Im Pkw zu laut gesungen: Strafe für Zirkusdirektor

Verkehrte Welt: Während das adrette Polizistenduo mit seinen Gesangskünsten zu Helene Fischers "Atemlos" im Polizeiauto im Dienst für internationale Furore im Internet sorgt, muss ein Niederösterreicher für sein Michael-Jackson-Mitsingen büßen. "Ungebührlicherweise störender Lärm", steht in der Anzeige: 100 Euro Strafe.

Alexander Schneller ist nicht atemlos, sondern fassungslos, wenn er an den 30. Mai und seine Folgen denkt. Der Direktor des Circus Pikard fuhr gerade zur Probe für sein Engagement bei einem Charityevent. Es war 20.40 Uhr, der 27-Jährige war gut drauf. Im Radio lief "Don't Stop Til You Get Enough" von Michael Jackson. Schneller sang lautstark mit.

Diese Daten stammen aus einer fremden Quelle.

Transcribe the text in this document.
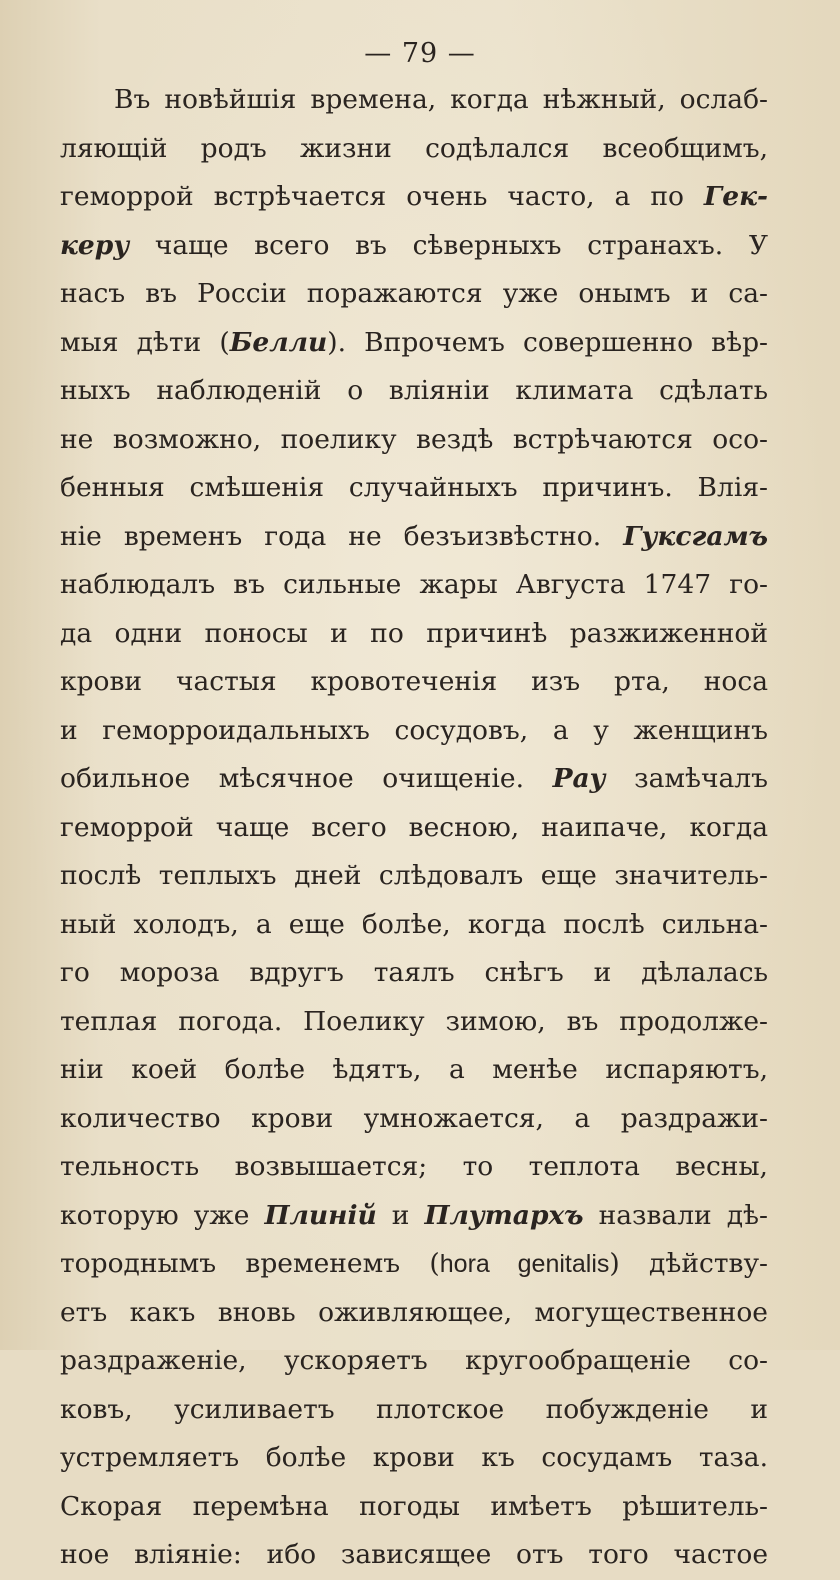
— 79 —
Въ новѣйшія времена, когда нѣжный, ослаб-
ляющій родъ жизни содѣлался всеобщимъ,
геморрой встрѣчается очень часто, а по Гек-
керу чаще всего въ сѣверныхъ странахъ. У
насъ въ Россіи поражаются уже онымъ и са-
мыя дѣти (Белли). Впрочемъ совершенно вѣр-
ныхъ наблюденій о вліяніи климата сдѣлать
не возможно, поелику вездѣ встрѣчаются осо-
бенныя смѣшенія случайныхъ причинъ. Влія-
ніе временъ года не безъизвѣстно. Гуксгамъ
наблюдалъ въ сильные жары Августа 1747 го-
да одни поносы и по причинѣ разжиженной
крови частыя кровотеченія изъ рта, носа
и геморроидальныхъ сосудовъ, а у женщинъ
обильное мѣсячное очищеніе. Рау замѣчалъ
геморрой чаще всего весною, наипаче, когда
послѣ теплыхъ дней слѣдовалъ еще значитель-
ный холодъ, а еще болѣе, когда послѣ сильна-
го мороза вдругъ таялъ снѣгъ и дѣлалась
теплая погода. Поелику зимою, въ продолже-
ніи коей болѣе ѣдятъ, а менѣе испаряютъ,
количество крови умножается, а раздражи-
тельность возвышается; то теплота весны,
которую уже Плиній и Плутархъ назвали дѣ-
тороднымъ временемъ (hora genitalis) дѣйству-
етъ какъ вновь оживляющее, могущественное
раздраженіе, ускоряетъ кругообращеніе со-
ковъ, усиливаетъ плотское побужденіе и
устремляетъ болѣе крови къ сосудамъ таза.
Скорая перемѣна погоды имѣетъ рѣшитель-
ное вліяніе: ибо зависящее отъ того частое
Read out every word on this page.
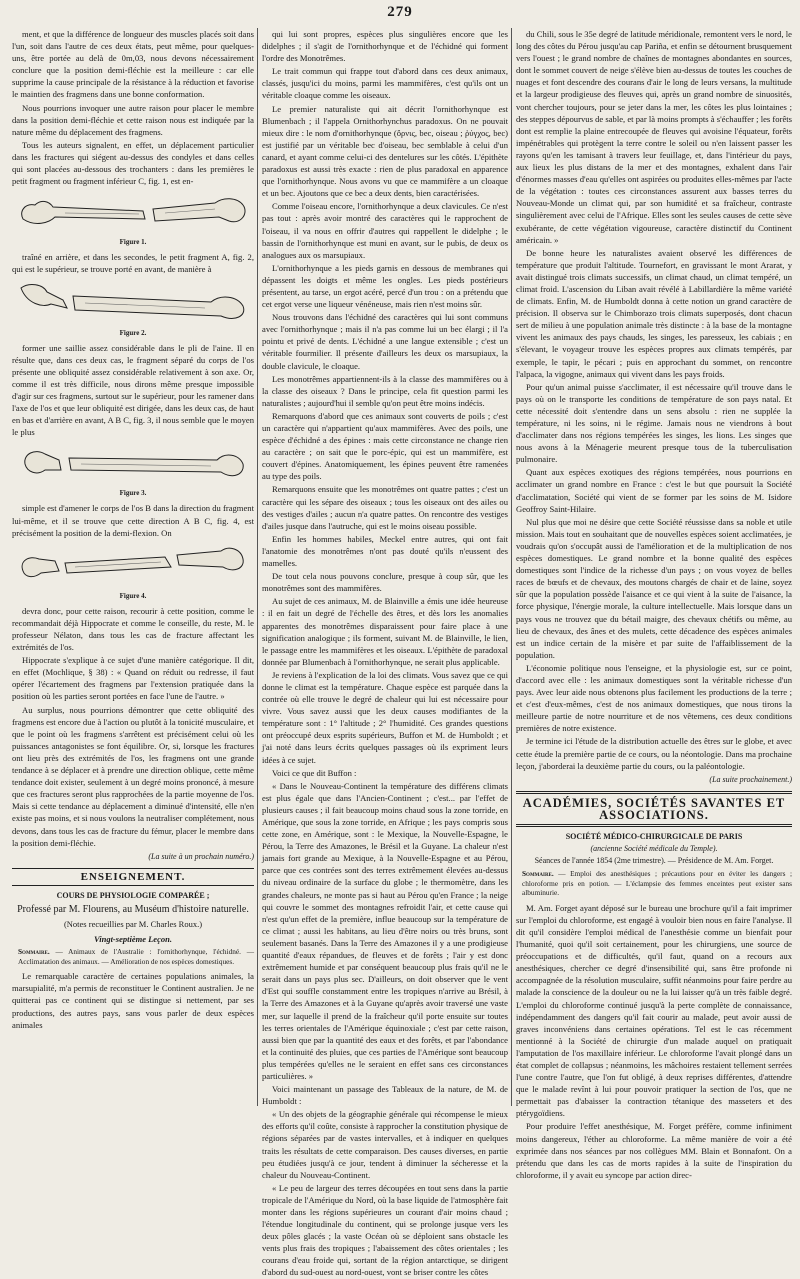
279

ment, et que la différence de longueur des muscles placés soit dans l'un, soit dans l'autre de ces deux états, peut même, pour quelques-uns, être portée au delà de 0m,03, nous devons nécessairement conclure que la position demi-fléchie est la meilleure : car elle supprime la cause principale de la résistance à la réduction et favorise le maintien des fragmens dans une bonne conformation.

Nous pourrions invoquer une autre raison pour placer le membre dans la position demi-fléchie et cette raison nous est indiquée par la nature même du déplacement des fragmens.

Tous les auteurs signalent, en effet, un déplacement particulier dans les fractures qui siégent au-dessus des condyles et dans celles qui sont placées au-dessous des trochanters : dans les premières le petit fragment ou fragment inférieur C, fig. 1, est en-

Figure 1.

traîné en arrière, et dans les secondes, le petit fragment A, fig. 2, qui est le supérieur, se trouve porté en avant, de manière à

Figure 2.

former une saillie assez considérable dans le pli de l'aine. Il en résulte que, dans ces deux cas, le fragment séparé du corps de l'os présente une obliquité assez considérable relativement à son axe. Or, comme il est très difficile, nous dirons même presque impossible d'agir sur ces fragmens, surtout sur le supérieur, pour les ramener dans l'axe de l'os et que leur obliquité est dirigée, dans les deux cas, de haut en bas et d'arrière en avant, A B C, fig. 3, il nous semble que le moyen le plus

Figure 3.

simple est d'amener le corps de l'os B dans la direction du fragment lui-même, et il se trouve que cette direction A B C, fig. 4, est précisément la position de la demi-flexion. On

Figure 4.

devra donc, pour cette raison, recourir à cette position, comme le recommandait déjà Hippocrate et comme le conseille, du reste, M. le professeur Nélaton, dans tous les cas de fracture affectant les extrémités de l'os.

Hippocrate s'explique à ce sujet d'une manière catégorique. Il dit, en effet (Mochlique, § 38) : « Quand on réduit ou redresse, il faut opérer l'écartement des fragmens par l'extension pratiquée dans la position où les parties seront portées en face l'une de l'autre. »

Au surplus, nous pourrions démontrer que cette obliquité des fragmens est encore due à l'action ou plutôt à la tonicité musculaire, et que le point où les fragmens s'arrêtent est précisément celui où les puissances antagonistes se font équilibre. Or, si, lorsque les fractures ont lieu près des extrémités de l'os, les fragmens ont une grande tendance à se déplacer et à prendre une direction oblique, cette même tendance doit exister, seulement à un degré moins prononcé, à mesure que ces fractures seront plus rapprochées de la partie moyenne de l'os. Mais si cette tendance au déplacement a diminué d'intensité, elle n'en existe pas moins, et si nous voulons la neutraliser complétement, nous devons, dans tous les cas de fracture du fémur, placer le membre dans la position demi-fléchie.

(La suite à un prochain numéro.)
ENSEIGNEMENT.
COURS DE PHYSIOLOGIE COMPARÉE ;
Professé par M. Flourens, au Muséum d'histoire naturelle.
(Notes recueillies par M. Charles Roux.)
Vingt-septième Leçon.

Sommaire. — Animaux de l'Australie : l'ornithorhynque, l'échidné. — Acclimatation des animaux. — Amélioration de nos espèces domestiques.

Le remarquable caractère de certaines populations animales, la marsupialité, m'a permis de reconstituer le Continent australien. Je ne quitterai pas ce continent qui se distingue si nettement, par ses productions, des autres pays, sans vous parler de deux espèces animales

qui lui sont propres, espèces plus singulières encore que les didelphes ; il s'agit de l'ornithorhynque et de l'échidné qui forment l'ordre des Monotrêmes.

Le trait commun qui frappe tout d'abord dans ces deux animaux, classés, jusqu'ici du moins, parmi les mammifères, c'est qu'ils ont un véritable cloaque comme les oiseaux.

Le premier naturaliste qui ait décrit l'ornithorhynque est Blumenbach ; il l'appela Ornithorhynchus paradoxus. On ne pouvait mieux dire : le nom d'ornithorhynque (ὄρνις, bec, oiseau ; ῥύγχος, bec) est justifié par un véritable bec d'oiseau, bec semblable à celui d'un canard, et ayant comme celui-ci des dentelures sur les côtés. L'épithète paradoxus est aussi très exacte : rien de plus paradoxal en apparence que l'ornithorhynque. Nous avons vu que ce mammifère a un cloaque et un bec. Ajoutons que ce bec a deux dents, bien caractérisées.

Comme l'oiseau encore, l'ornithorhynque a deux clavicules. Ce n'est pas tout : après avoir montré des caractères qui le rapprochent de l'oiseau, il va nous en offrir d'autres qui rappellent le didelphe ; le bassin de l'ornithorhynque est muni en avant, sur le pubis, de deux os analogues aux os marsupiaux.

L'ornithorhynque a les pieds garnis en dessous de membranes qui dépassent les doigts et même les ongles. Les pieds postérieurs présentent, au tarse, un ergot acéré, percé d'un trou : on a prétendu que cet ergot verse une liqueur vénéneuse, mais rien n'est moins sûr.

Nous trouvons dans l'échidné des caractères qui lui sont communs avec l'ornithorhynque ; mais il n'a pas comme lui un bec élargi ; il l'a pointu et privé de dents. L'échidné a une langue extensible ; c'est un véritable fourmilier. Il présente d'ailleurs les deux os marsupiaux, la double clavicule, le cloaque.

Les monotrêmes appartiennent-ils à la classe des mammifères ou à la classe des oiseaux ? Dans le principe, cela fit question parmi les naturalistes ; aujourd'hui il semble qu'on peut être moins indécis.

Remarquons d'abord que ces animaux sont couverts de poils ; c'est un caractère qui n'appartient qu'aux mammifères. Avec des poils, une espèce d'échidné a des épines : mais cette circonstance ne change rien au caractère ; on sait que le porc-épic, qui est un mammifère, est couvert d'épines. Anatomiquement, les épines peuvent être ramenées au type des poils.

Remarquons ensuite que les monotrêmes ont quatre pattes ; c'est un caractère qui les sépare des oiseaux ; tous les oiseaux ont des ailes ou des vestiges d'ailes ; aucun n'a quatre pattes. On rencontre des vestiges d'ailes jusque dans l'autruche, qui est le moins oiseau possible.

Enfin les hommes habiles, Meckel entre autres, qui ont fait l'anatomie des monotrêmes n'ont pas douté qu'ils n'eussent des mamelles.

De tout cela nous pouvons conclure, presque à coup sûr, que les monotrêmes sont des mammifères.

Au sujet de ces animaux, M. de Blainville a émis une idée heureuse : il en fait un degré de l'échelle des êtres, et dès lors les anomalies apparentes des monotrêmes disparaissent pour faire place à une signification analogique ; ils forment, suivant M. de Blainville, le lien, le passage entre les mammifères et les oiseaux. L'épithète de paradoxal donnée par Blumenbach à l'ornithorhynque, ne serait plus applicable.

Je reviens à l'explication de la loi des climats. Vous savez que ce qui donne le climat est la température. Chaque espèce est parquée dans la contrée où elle trouve le degré de chaleur qui lui est nécessaire pour vivre. Vous savez aussi que les deux causes modifiantes de la température sont : 1° l'altitude ; 2° l'humidité. Ces grandes questions ont préoccupé deux esprits supérieurs, Buffon et M. de Humboldt ; et j'ai noté dans leurs écrits quelques passages où ils expriment leurs idées à ce sujet.

Voici ce que dit Buffon :

« Dans le Nouveau-Continent la température des différens climats est plus égale que dans l'Ancien-Continent ; c'est... par l'effet de plusieurs causes ; il fait beaucoup moins chaud sous la zone torride, en Amérique, que sous la zone torride, en Afrique ; les pays compris sous cette zone, en Amérique, sont : le Mexique, la Nouvelle-Espagne, le Pérou, la Terre des Amazones, le Brésil et la Guyane. La chaleur n'est jamais fort grande au Mexique, à la Nouvelle-Espagne et au Pérou, parce que ces contrées sont des terres extrêmement élevées au-dessus du niveau ordinaire de la surface du globe ; le thermomètre, dans les grandes chaleurs, ne monte pas si haut au Pérou qu'en France ; la neige qui couvre le sommet des montagnes refroidit l'air, et cette cause qui n'est qu'un effet de la première, influe beaucoup sur la température de ce climat ; aussi les habitans, au lieu d'être noirs ou très bruns, sont seulement basanés. Dans la Terre des Amazones il y a une prodigieuse quantité d'eaux répandues, de fleuves et de forêts ; l'air y est donc extrêmement humide et par conséquent beaucoup plus frais qu'il ne le serait dans un pays plus sec. D'ailleurs, on doit observer que le vent d'Est qui souffle constamment entre les tropiques n'arrive au Brésil, à la Terre des Amazones et à la Guyane qu'après avoir traversé une vaste mer, sur laquelle il prend de la fraîcheur qu'il porte ensuite sur toutes les terres orientales de l'Amérique équinoxiale ; c'est par cette raison, aussi bien que par la quantité des eaux et des forêts, et par l'abondance et la continuité des pluies, que ces parties de l'Amérique sont beaucoup plus tempérées qu'elles ne le seraient en effet sans ces circonstances particulières. »

Voici maintenant un passage des Tableaux de la nature, de M. de Humboldt :

« Un des objets de la géographie générale qui récompense le mieux des efforts qu'il coûte, consiste à rapprocher la constitution physique de régions séparées par de vastes intervalles, et à indiquer en quelques traits les résultats de cette comparaison. Des causes diverses, en partie peu étudiées jusqu'à ce jour, tendent à diminuer la sécheresse et la chaleur du Nouveau-Continent.

« Le peu de largeur des terres découpées en tout sens dans la partie tropicale de l'Amérique du Nord, où la base liquide de l'atmosphère fait monter dans les régions supérieures un courant d'air moins chaud ; l'étendue longitudinale du continent, qui se prolonge jusque vers les deux pôles glacés ; la vaste Océan où se déploient sans obstacle les vents plus frais des tropiques ; l'abaissement des côtes orientales ; les courans d'eau froide qui, sortant de la région antarctique, se dirigent d'abord du sud-ouest au nord-ouest, vont se briser contre les côtes

du Chili, sous le 35e degré de latitude méridionale, remontent vers le nord, le long des côtes du Pérou jusqu'au cap Pariña, et enfin se détournent brusquement vers l'ouest ; le grand nombre de chaînes de montagnes abondantes en sources, dont le sommet couvert de neige s'élève bien au-dessus de toutes les couches de nuages et font descendre des courans d'air le long de leurs versans, la multitude et la largeur prodigieuse des fleuves qui, après un grand nombre de sinuosités, vont chercher toujours, pour se jeter dans la mer, les côtes les plus lointaines ; des steppes dépourvus de sable, et par là moins prompts à s'échauffer ; les forêts dont est remplie la plaine entrecoupée de fleuves qui avoisine l'équateur, forêts impénétrables qui protègent la terre contre le soleil ou n'en laissent passer les rayons qu'en les tamisant à travers leur feuillage, et, dans l'intérieur du pays, aux lieux les plus distans de la mer et des montagnes, exhalent dans l'air d'énormes masses d'eau qu'elles ont aspirées ou produites elles-mêmes par l'acte de la végétation : toutes ces circonstances assurent aux basses terres du Nouveau-Monde un climat qui, par son humidité et sa fraîcheur, contraste singulièrement avec celui de l'Afrique. Elles sont les seules causes de cette sève exubérante, de cette végétation vigoureuse, caractère distinctif du Continent américain. »

De bonne heure les naturalistes avaient observé les différences de température que produit l'altitude. Tournefort, en gravissant le mont Ararat, y avait distingué trois climats successifs, un climat chaud, un climat tempéré, un climat froid. L'ascension du Liban avait révélé à Labillardière la même variété de climats. Enfin, M. de Humboldt donna à cette notion un grand caractère de précision. Il observa sur le Chimborazo trois climats superposés, dont chacun sert de milieu à une population animale très distincte : à la base de la montagne vivent les animaux des pays chauds, les singes, les paresseux, les cabiais ; en s'élevant, le voyageur trouve les espèces propres aux climats tempérés, par exemple, le tapir, le pécari ; puis en approchant du sommet, on rencontre l'alpaca, la vigogne, animaux qui vivent dans les pays froids.

Pour qu'un animal puisse s'acclimater, il est nécessaire qu'il trouve dans le pays où on le transporte les conditions de température de son pays natal. Et cette nécessité doit s'entendre dans un sens absolu : rien ne supplée la température, ni les soins, ni le régime. Jamais nous ne viendrons à bout d'acclimater dans nos régions tempérées les singes, les lions. Les singes que nous avons à la Ménagerie meurent presque tous de la tuberculisation pulmonaire.

Quant aux espèces exotiques des régions tempérées, nous pourrions en acclimater un grand nombre en France : c'est le but que poursuit la Société d'acclimatation, Société qui vient de se former par les soins de M. Isidore Geoffroy Saint-Hilaire.

Nul plus que moi ne désire que cette Société réussisse dans sa noble et utile mission. Mais tout en souhaitant que de nouvelles espèces soient acclimatées, je voudrais qu'on s'occupât aussi de l'amélioration et de la multiplication de nos espèces domestiques. Le grand nombre et la bonne qualité des espèces domestiques sont l'indice de la richesse d'un pays ; on vous voyez de belles races de bœufs et de chevaux, des moutons chargés de chair et de laine, soyez sûr que la population possède l'aisance et ce qui vient à la suite de l'aisance, la force physique, l'énergie morale, la culture intellectuelle. Mais lorsque dans un pays vous ne trouvez que du bétail maigre, des chevaux chétifs ou même, au lieu de chevaux, des ânes et des mulets, cette décadence des espèces animales est un indice certain de la misère et par suite de l'affaiblissement de la population.

L'économie politique nous l'enseigne, et la physiologie est, sur ce point, d'accord avec elle : les animaux domestiques sont la véritable richesse d'un pays. Avec leur aide nous obtenons plus facilement les productions de la terre ; et c'est d'eux-mêmes, c'est de nos animaux domestiques, que nous tirons la meilleure partie de notre nourriture et de nos vêtemens, ces deux conditions premières de notre existence.

Je termine ici l'étude de la distribution actuelle des êtres sur le globe, et avec cette étude la première partie de ce cours, ou la néontologie. Dans ma prochaine leçon, j'aborderai la deuxième partie du cours, ou la paléontologie.

(La suite prochainement.)
ACADÉMIES, SOCIÉTÉS SAVANTES ET ASSOCIATIONS.
SOCIÉTÉ MÉDICO-CHIRURGICALE DE PARIS
(ancienne Société médicale du Temple).
Séances de l'année 1854 (2me trimestre). — Présidence de M. Am. Forget.

Sommaire. — Emploi des anesthésiques ; précautions pour en éviter les dangers ; chloroforme pris en potion. — L'éclampsie des femmes enceintes peut exister sans albuminurie.

M. Am. Forget ayant déposé sur le bureau une brochure qu'il a fait imprimer sur l'emploi du chloroforme, est engagé à vouloir bien nous en faire l'analyse. Il dit qu'il considère l'emploi médical de l'anesthésie comme un bienfait pour l'humanité, quoi qu'il soit certainement, pour les chirurgiens, une source de préoccupations et de difficultés, qu'il faut, quand on a recours aux anesthésiques, chercher ce degré d'insensibilité qui, sans être profonde ni accompagnée de la résolution musculaire, suffit néanmoins pour faire perdre au malade la conscience de la douleur ou ne la lui laisser qu'à un très faible degré. L'emploi du chloroforme continué jusqu'à la perte complète de connaissance, indépendamment des dangers qu'il fait courir au malade, peut avoir aussi de graves inconvéniens dans certaines opérations. Tel est le cas récemment mentionné à la Société de chirurgie d'un malade auquel on pratiquait l'amputation de l'os maxillaire inférieur. Le chloroforme l'avait plongé dans un état complet de collapsus ; néanmoins, les mâchoires restaient tellement serrées l'une contre l'autre, que l'on fut obligé, à deux reprises différentes, d'attendre que le malade revînt à lui pour pouvoir pratiquer la section de l'os, que ne permettait pas d'abaisser la contraction tétanique des masseters et des ptérygoïdiens.

Pour produire l'effet anesthésique, M. Forget préfère, comme infiniment moins dangereux, l'éther au chloroforme. La même manière de voir a été exprimée dans nos séances par nos collègues MM. Blain et Bonnafont. On a prétendu que dans les cas de morts rapides à la suite de l'inspiration du chloroforme, il y avait eu syncope par action direc-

Dabei machte er allerdings einen Fehler: Er fuhr in der Rathausstraße in der Wiener City mit seinem Auto rückwärts, um einzuparken. Eine Polizistin stellte ihn zur Rede. Alles gut und schön. "Dazu steh ich auch, dafür hab ich auch sofort gezahlt."

"Ich hab die Welt nicht mehr verstanden"
Die Beamtin ließ danach aber nicht locker. "Die Frau war so aggressiv, ich hab die Welt nicht mehr verstanden." Die Beamtin nahm den feschen Direktor aufs Revier mit, weil er "ungebührlicherweise störenden Lärm" mit seinem Mitsingen erregt hat. 100 Euro muss er dafür bezahlen, oder zwei Tage ins Gefängnis gehen.